L'infinito

Tra i componimenti più celebri dell'intera letteratura italiana, è il capolavoro di Leopardi. Composto all’età di vent’anni, nella primavera del 1819, il poeta si trova sulla cima del monte Tabor, a Recanati, dove è solito recarsi a pensare. La siepe alta che gli sta di fronte gli impedisce di vedere il paesaggio sottostante, ma proprio questo ostacolo alla percezione, insieme allo stormire del vento tra le foglie, attiva la capacità immaginativa la quale è, per il giovane letterato, l'unica possibile felicità per l'uomo.

L'infinito, concetto che impegnò e interrogò molto il poeta, non è realmente conoscibile per l'uomo, non è nulla di concreto, ma un prodotto del pensiero, che noi ci formiamo a partire dalla sensazione dell'indefinito.

Perso in questa straordinaria immaginazione, Leopardi pensa all’eterno, alle età passate e alla donna amata. Il cuore ha quasi paura, perché l’infinito è un concetto che ci fa provare allo stesso tempo una sensazione di piacere e di paura angosciante. Questi sentimenti sono tipici dell’esperienza del sublime.

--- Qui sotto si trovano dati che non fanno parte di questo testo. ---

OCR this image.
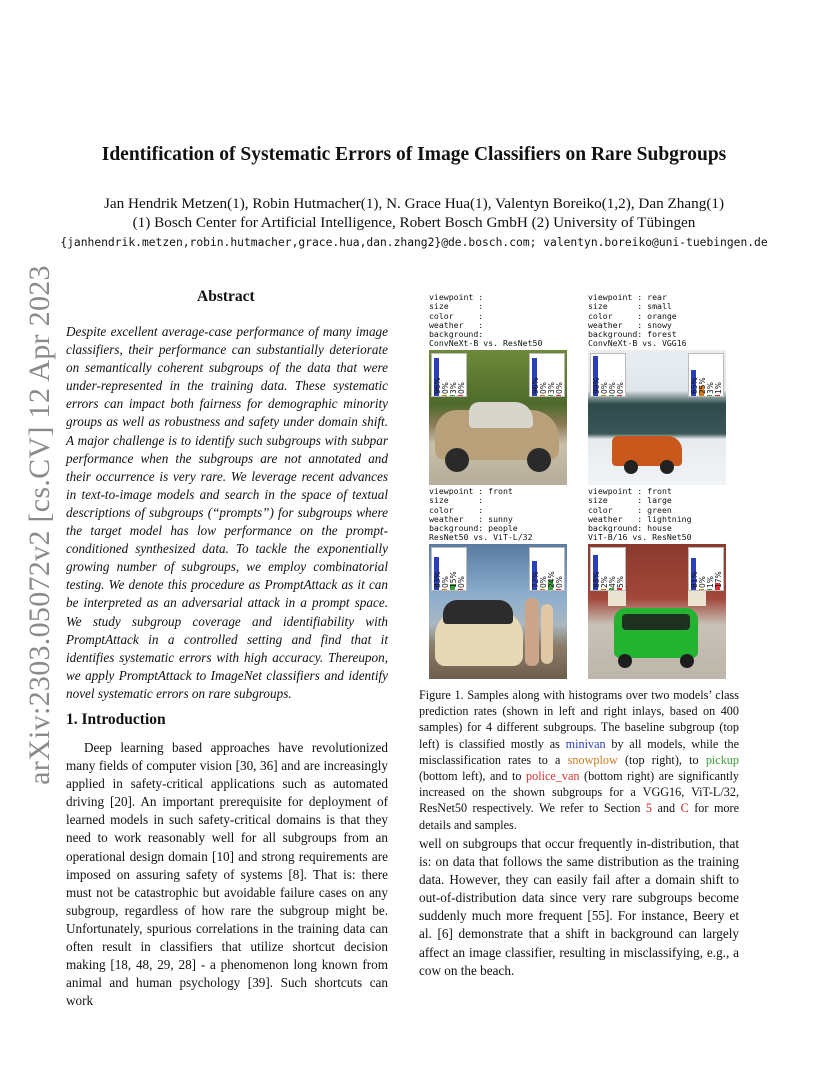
arXiv:2303.05072v2 [cs.CV] 12 Apr 2023
Identification of Systematic Errors of Image Classifiers on Rare Subgroups
Jan Hendrik Metzen(1), Robin Hutmacher(1), N. Grace Hua(1), Valentyn Boreiko(1,2), Dan Zhang(1)
(1) Bosch Center for Artificial Intelligence, Robert Bosch GmbH (2) University of Tübingen
{janhendrik.metzen,robin.hutmacher,grace.hua,dan.zhang2}@de.bosch.com; valentyn.boreiko@uni-tuebingen.de
Abstract
Despite excellent average-case performance of many image classifiers, their performance can substantially deteriorate on semantically coherent subgroups of the data that were under-represented in the training data. These systematic errors can impact both fairness for demographic minority groups as well as robustness and safety under domain shift. A major challenge is to identify such subgroups with subpar performance when the subgroups are not annotated and their occurrence is very rare. We leverage recent advances in text-to-image models and search in the space of textual descriptions of subgroups (“prompts”) for subgroups where the target model has low performance on the prompt-conditioned synthesized data. To tackle the exponentially growing number of subgroups, we employ combinatorial testing. We denote this procedure as PromptAttack as it can be interpreted as an adversarial attack in a prompt space. We study subgroup coverage and identifiability with PromptAttack in a controlled setting and find that it identifies systematic errors with high accuracy. Thereupon, we apply PromptAttack to ImageNet classifiers and identify novel systematic errors on rare subgroups.
1. Introduction

Deep learning based approaches have revolutionized many fields of computer vision [30, 36] and are increasingly applied in safety-critical applications such as automated driving [20]. An important prerequisite for deployment of learned models in such safety-critical domains is that they need to work reasonably well for all subgroups from an operational design domain [10] and strong requirements are imposed on assuring safety of systems [8]. That is: there must not be catastrophic but avoidable failure cases on any subgroup, regardless of how rare the subgroup might be. Unfortunately, spurious correlations in the training data can often result in classifiers that utilize shortcut decision making [18, 48, 29, 28] - a phenomenon long known from animal and human psychology [39]. Such shortcuts can work

viewpoint :
size      :
color     :
weather   :
background:
ConvNeXt-B vs. ResNet50
96% 0% 3% 0%	96% 0% 3% 0%
viewpoint : rear
size      : small
color     : orange
weather   : snowy
background: forest
ConvNeXt-B vs. VGG16
99% 0% 0% 0%	65% 25% 3% 1%
viewpoint : front
size      :
color     :
weather   : sunny
background: people
ResNet50 vs. ViT-L/32
83% 0% 15% 0%	72% 0% 24% 0%
viewpoint : front
size      : large
color     : green
weather   : lightning
background: house
ViT-B/16 vs. ResNet50
88% 2% 4% 5%	81% 0% 1% 17%
Figure 1. Samples along with histograms over two models’ class prediction rates (shown in left and right inlays, based on 400 samples) for 4 different subgroups. The baseline subgroup (top left) is classified mostly as minivan by all models, while the misclassification rates to a snowplow (top right), to pickup (bottom left), and to police_van (bottom right) are significantly increased on the shown subgroups for a VGG16, ViT-L/32, ResNet50 respectively. We refer to Section 5 and C for more details and samples.
well on subgroups that occur frequently in-distribution, that is: on data that follows the same distribution as the training data. However, they can easily fail after a domain shift to out-of-distribution data since very rare subgroups become suddenly much more frequent [55]. For instance, Beery et al. [6] demonstrate that a shift in background can largely affect an image classifier, resulting in misclassifying, e.g., a cow on the beach.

Sempre caro mi fu quest'ermo colle,
e questa siepe, che da tanta parte
dell'ultimo orizzonte il guardo esclude.
Ma sedendo e mirando, interminati
spazi di là da quella, e sovrumani
silenzi, e profondissima quiete
io nel pensier mi fingo, ove per poco
il cor non si spaura. E come il vento
odo stormir tra queste piante, io quello
infinito silenzio a questa voce
vo comparando: e mi sovvien l'eterno,
e le morte stagioni, e la presente
e viva, e il suon di lei. Così tra questa
immensità s'annega il pensier mio:
e il naufragar m'è dolce in questo mare.